Scott rips Congress for student loan hikeby John Kennedy | July 1st, 2013
Gov. Rick Scott ripped Congress for allowing interest rates on some federal student loans to double Monday, saying it was “irresponsible” for lawmakers to go on July 4 recess without reaching a compromise.
“Doubling the interest rate on federal college loans effectively kills the chance for many Florida families to live the American Dream,” Scott said. “This is equivalent to a $936 tax on Florida families per loan each year.
He added, “As I call for Florida’s colleges and universities to hold the line on tuition, Washington bureaucrats must come back to work together on behalf of Florida’s families and students.”

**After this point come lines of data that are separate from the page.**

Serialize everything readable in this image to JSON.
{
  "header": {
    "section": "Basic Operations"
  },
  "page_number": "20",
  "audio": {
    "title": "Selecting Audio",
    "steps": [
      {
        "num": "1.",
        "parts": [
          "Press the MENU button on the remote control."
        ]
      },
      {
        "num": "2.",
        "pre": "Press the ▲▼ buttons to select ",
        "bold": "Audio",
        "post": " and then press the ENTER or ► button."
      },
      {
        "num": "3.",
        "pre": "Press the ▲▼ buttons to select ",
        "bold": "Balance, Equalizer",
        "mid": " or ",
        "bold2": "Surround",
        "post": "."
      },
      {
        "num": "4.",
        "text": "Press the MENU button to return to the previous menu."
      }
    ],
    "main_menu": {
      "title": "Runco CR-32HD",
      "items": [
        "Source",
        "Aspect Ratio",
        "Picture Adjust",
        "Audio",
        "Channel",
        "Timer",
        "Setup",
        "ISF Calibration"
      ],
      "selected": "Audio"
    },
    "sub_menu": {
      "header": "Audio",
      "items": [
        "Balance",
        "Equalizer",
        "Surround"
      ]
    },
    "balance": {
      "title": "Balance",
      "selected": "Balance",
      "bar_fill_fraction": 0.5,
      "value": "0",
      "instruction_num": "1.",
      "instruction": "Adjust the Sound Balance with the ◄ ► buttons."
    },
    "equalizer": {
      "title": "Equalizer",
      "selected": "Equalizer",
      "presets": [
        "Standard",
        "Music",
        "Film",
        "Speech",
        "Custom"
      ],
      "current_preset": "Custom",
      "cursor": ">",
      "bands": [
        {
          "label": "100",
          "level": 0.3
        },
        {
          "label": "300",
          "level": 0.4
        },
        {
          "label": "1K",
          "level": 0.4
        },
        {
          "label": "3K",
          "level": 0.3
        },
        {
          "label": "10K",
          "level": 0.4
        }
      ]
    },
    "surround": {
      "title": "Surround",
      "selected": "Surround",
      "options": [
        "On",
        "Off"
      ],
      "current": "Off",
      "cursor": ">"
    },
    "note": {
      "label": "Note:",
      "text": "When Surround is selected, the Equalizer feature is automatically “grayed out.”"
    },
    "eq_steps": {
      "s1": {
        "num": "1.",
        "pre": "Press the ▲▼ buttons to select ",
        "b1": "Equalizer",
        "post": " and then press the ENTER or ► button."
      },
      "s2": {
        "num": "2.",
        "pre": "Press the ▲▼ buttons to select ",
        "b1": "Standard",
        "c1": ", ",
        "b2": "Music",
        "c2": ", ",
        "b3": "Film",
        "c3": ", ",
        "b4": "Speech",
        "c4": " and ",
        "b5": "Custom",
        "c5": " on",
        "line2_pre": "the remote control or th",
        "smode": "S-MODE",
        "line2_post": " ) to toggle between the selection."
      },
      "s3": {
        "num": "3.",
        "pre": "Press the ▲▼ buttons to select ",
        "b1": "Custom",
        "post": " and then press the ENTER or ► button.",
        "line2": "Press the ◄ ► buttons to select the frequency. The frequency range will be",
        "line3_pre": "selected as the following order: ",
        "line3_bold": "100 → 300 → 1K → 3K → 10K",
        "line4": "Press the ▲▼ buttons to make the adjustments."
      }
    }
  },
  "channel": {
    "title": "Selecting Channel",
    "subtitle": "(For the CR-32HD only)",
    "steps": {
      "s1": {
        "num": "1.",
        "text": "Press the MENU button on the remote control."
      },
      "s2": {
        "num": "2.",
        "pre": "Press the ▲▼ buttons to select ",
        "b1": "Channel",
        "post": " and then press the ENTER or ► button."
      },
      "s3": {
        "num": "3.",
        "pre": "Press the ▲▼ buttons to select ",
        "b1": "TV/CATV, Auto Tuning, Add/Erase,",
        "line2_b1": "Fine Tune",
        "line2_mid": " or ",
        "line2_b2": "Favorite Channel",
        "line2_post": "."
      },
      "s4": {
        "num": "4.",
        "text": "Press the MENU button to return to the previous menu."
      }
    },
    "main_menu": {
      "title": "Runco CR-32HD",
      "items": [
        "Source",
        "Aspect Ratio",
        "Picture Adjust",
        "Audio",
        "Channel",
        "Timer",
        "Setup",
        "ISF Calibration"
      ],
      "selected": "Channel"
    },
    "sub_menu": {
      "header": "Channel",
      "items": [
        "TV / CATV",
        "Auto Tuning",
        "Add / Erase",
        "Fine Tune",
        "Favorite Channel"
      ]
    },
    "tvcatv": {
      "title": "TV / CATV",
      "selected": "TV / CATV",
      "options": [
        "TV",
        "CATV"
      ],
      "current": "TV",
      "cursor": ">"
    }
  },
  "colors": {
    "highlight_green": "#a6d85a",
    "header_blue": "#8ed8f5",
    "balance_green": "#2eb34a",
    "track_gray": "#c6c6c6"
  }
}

About 7.4 million university students effectively saw rates on their federal Stafford loans jump to 6.8 percent from 3.4 percent on Monday, after the Senate was unable to reach agreement on extending the lower rate. The Obama administration and most Democrats had been expecting more fiscally conservative Republican leaders to abandon the student loan standoff had they had last year, when they agreed to continue 3.4 percent rate another year.
The interest rate difference will add an extra $2,600 cost per-student, analysts said. About one-quarter of all federal student loans are affected.
Although Scott allowed tuition to climb in Florida his first two years as governor, this spring he vetoed a 3 percent college and university tuition hike approved by state lawmakers. He then lobbied schools and the State University System’s Board of Governors to work to reject a 1.7 percent cost-of-living increase that automatically kicked in, although only Florida Atlantic University and Florida Gulf Coast University agreed to offset the boost.
“Florida’s students and families now face higher education costs because Washington bureaucrats were unable to work together on behalf of America’s students,” Scott said. “Fewer students will now be able to attend college and get jobs that require
degrees because Washington chose politics over our families.”
Lawmakers, however, have said they can return the interest rates to 3.4 percent when they return after the July 4 holiday. The Republican-led House passed a bill before leaving town tying student loan interest rates to the financial markets, but the Democratic-controlled Senate was ensnared in a procedural matter that halted action.
A study released last year showed 49 percent of Florida public university graduates owed money when they finished school.
The average $21,184 debt for Florida students in 2010 was below the $25,250 national average, according to the Project on Student Debt by the Institute for College Access & Success.
Florida ranked 42nd among states in the percentage of students graduating with debt.